Le conseguenze sugli ecosistemi

Le correlazioni dinamiche tra le principali variabili climatologiche sono essenzialmente di tipo integrale, cioè la variabile a valle è l’integrale di quella a monte, salvo la presenza di retroazioni stabilizzanti con costanti di tempo più o meno lunghe. In base a queste correlazioni, per una istantanea immissione (o sottrazione) di CO2 nell’atmosfera, il 92% è ancora presente (o rimosso) dopo un anno, il 64% dopo 10 anni, il 34% dopo 100 anni, ed il 19% dopo 1000 anni.

Appare quindi evidente come l’effetto-serra sia già “decollato” con un andamento che è correlato all’”integrale” dell’incremento di concentrazioni di gas-serra già avvenuto rispetto ai tempi preindustriali.
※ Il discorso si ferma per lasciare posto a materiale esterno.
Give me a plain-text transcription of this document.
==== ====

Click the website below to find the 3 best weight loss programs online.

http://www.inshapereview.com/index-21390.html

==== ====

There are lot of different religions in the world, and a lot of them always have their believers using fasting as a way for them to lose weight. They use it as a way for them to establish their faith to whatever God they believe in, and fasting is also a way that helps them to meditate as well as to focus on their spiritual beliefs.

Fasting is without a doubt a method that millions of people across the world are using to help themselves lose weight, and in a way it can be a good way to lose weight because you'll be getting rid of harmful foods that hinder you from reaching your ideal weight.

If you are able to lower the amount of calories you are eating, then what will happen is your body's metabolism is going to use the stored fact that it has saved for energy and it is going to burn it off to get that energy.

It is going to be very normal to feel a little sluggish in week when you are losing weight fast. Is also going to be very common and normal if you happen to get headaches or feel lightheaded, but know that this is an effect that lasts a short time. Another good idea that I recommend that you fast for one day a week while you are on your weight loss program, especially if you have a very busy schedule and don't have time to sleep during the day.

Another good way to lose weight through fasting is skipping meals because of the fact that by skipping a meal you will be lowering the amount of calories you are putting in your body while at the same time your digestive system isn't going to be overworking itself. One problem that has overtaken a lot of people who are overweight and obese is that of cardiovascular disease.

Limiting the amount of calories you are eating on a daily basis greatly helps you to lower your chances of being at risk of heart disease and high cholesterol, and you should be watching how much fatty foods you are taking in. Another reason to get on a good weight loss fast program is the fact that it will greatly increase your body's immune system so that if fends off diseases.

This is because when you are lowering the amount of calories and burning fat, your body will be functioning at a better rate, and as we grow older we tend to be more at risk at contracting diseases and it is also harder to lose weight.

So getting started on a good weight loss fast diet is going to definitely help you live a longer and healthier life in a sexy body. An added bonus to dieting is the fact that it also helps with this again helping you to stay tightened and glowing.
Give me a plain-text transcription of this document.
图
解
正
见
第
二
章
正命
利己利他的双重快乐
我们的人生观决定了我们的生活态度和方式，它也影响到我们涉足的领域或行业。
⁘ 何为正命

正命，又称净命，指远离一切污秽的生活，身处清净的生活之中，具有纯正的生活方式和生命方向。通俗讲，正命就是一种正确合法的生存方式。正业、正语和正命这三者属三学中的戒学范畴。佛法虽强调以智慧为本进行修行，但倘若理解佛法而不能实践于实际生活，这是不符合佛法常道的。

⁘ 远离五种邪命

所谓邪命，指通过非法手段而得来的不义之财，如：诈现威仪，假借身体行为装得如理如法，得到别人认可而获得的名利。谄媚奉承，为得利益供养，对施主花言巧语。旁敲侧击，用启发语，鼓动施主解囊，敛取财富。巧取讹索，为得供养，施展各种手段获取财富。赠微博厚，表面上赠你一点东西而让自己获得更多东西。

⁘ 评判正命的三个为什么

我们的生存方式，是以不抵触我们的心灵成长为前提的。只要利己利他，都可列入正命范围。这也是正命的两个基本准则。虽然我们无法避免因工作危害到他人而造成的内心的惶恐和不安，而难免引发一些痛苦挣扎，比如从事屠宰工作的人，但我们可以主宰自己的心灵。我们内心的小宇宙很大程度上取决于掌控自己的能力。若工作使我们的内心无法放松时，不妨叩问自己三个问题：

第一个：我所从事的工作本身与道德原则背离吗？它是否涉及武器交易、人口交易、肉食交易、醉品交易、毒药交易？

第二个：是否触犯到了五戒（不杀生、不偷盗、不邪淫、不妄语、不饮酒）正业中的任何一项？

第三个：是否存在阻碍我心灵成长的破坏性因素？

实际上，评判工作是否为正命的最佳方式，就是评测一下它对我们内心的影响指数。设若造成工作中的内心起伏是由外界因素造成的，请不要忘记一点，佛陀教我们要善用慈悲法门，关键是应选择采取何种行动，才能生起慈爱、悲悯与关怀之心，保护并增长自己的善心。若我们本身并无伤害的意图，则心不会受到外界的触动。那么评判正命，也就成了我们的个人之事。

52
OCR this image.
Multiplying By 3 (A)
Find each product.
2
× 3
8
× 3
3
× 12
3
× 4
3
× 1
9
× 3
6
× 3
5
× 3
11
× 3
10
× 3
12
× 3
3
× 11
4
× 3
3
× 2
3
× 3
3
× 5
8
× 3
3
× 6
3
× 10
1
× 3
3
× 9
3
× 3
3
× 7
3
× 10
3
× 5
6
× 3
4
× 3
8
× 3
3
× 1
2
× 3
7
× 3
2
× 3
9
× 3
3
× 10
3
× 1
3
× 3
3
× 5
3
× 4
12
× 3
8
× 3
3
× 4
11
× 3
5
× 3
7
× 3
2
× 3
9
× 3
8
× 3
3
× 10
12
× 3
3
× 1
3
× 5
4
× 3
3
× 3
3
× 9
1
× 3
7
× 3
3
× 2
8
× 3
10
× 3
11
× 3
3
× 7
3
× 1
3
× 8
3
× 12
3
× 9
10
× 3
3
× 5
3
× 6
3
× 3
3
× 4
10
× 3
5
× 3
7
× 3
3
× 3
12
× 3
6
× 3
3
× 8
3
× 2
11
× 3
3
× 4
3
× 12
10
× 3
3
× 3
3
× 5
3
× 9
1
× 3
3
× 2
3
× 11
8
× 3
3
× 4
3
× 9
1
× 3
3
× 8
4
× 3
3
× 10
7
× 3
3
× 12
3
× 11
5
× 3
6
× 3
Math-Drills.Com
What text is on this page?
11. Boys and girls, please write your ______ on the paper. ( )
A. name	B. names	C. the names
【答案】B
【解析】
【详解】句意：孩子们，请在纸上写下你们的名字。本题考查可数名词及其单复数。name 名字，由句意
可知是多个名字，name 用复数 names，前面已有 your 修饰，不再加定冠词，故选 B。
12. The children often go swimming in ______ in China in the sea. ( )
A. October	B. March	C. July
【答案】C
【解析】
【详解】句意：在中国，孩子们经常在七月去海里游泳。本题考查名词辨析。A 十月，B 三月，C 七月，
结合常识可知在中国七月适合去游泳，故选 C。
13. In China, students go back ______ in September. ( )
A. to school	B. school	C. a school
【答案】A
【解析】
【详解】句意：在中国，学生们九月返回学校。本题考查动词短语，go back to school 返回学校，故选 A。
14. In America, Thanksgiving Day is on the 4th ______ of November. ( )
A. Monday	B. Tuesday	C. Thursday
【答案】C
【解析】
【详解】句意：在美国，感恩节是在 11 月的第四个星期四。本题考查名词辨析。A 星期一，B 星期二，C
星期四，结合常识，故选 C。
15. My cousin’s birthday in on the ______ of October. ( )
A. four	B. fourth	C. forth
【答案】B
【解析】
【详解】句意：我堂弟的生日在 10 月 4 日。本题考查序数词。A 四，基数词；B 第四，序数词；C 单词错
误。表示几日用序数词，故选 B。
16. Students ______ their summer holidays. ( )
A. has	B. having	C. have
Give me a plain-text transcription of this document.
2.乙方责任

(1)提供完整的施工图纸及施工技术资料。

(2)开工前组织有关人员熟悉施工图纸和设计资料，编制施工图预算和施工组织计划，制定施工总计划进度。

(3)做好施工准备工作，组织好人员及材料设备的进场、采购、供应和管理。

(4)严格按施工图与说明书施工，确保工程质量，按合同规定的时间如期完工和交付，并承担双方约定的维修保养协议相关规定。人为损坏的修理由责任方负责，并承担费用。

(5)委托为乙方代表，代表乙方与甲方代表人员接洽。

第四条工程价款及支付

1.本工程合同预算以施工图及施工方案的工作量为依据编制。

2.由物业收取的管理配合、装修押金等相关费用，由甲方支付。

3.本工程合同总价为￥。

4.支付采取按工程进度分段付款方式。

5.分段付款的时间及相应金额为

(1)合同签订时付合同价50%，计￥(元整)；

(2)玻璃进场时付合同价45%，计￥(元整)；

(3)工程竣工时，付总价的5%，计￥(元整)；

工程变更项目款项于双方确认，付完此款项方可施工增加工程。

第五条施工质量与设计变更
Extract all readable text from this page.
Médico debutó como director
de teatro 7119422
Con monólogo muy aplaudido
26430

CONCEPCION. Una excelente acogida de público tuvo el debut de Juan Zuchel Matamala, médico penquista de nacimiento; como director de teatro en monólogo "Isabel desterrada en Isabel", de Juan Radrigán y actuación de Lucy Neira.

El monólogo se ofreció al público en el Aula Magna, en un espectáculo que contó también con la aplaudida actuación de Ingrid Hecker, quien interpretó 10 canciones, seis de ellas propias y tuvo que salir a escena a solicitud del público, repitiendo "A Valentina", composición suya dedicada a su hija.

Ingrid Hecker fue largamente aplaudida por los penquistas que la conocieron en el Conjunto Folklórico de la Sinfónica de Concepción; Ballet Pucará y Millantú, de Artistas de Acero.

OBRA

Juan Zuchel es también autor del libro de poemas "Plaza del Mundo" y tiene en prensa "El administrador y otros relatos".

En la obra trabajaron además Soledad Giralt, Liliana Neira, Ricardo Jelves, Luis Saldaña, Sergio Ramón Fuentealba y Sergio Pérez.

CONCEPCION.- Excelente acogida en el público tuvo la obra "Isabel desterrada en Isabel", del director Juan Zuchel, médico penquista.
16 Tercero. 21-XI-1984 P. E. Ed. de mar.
Come detto, questo incremento è già molto notevole (per l’anidride carbonica, da circa 275 a 415 ppm: circa il 50%), e persisterà comunque in larga misura per molti secoli.

Tale incremento continuerà a provocare un aumento della temperatura dell’atmosfera non solo finché venisse bloccato, ma finché non fosse del tutto eliminato con il ritorno alle concentrazioni preindustriali. Attualmente le emissioni antropiche di gas-serra equivalgono a 37 miliardi di tonnellate all’anno per la sola CO2, mentre il totale delle emissioni antropiche di gas-serra dall’inizio della industrializzazione si può stimare dell’ordine di 2000 miliardi di tonnellate di CO2 eq.

Senza interventi attivi sulle variabili climatiche, il ritorno alle concentrazioni preindustriali mediante il ciclo del carbonio “naturale” non sarebbe possibile neanche dopo un millennio. Se comunque, mediante interventi attivi, si ritornasse alle concentrazioni preindustriali, a quel punto resterebbero poi da raffreddare l’atmosfera e soprattutto gli oceani (evento quest’ultimo molto più arduo e lento, dato il loro enorme contenuto di calore).

Non volendo ipotizzare catastrofi mondiali, né ritenendo possibile che decisioni autoritarie riducano drasticamente e per decenni il livello economico e sociale raggiunto da molti Paesi, ed impediscano a quelli meno sviluppati di accedere ad un accettabile livello di vita, appare inevitabile ritenere che per molti decenni le fonti fossili saranno ancora preponderanti nella produzione di energia. Di conseguenza, le concentrazioni di gas-serra in atmosfera continueranno a crescere, ed allora sarà indispensabile ed urgente migliorare sistematicamente le nostre conoscenze sulla dinamica del clima, e cominciare a prendere in seria considerazione l’opportunità di procedere allo studio ed alla sperimentazione di tutti i mezzi in grado di contrastare direttamente gli effetti dell’Uomo su quella dinamica.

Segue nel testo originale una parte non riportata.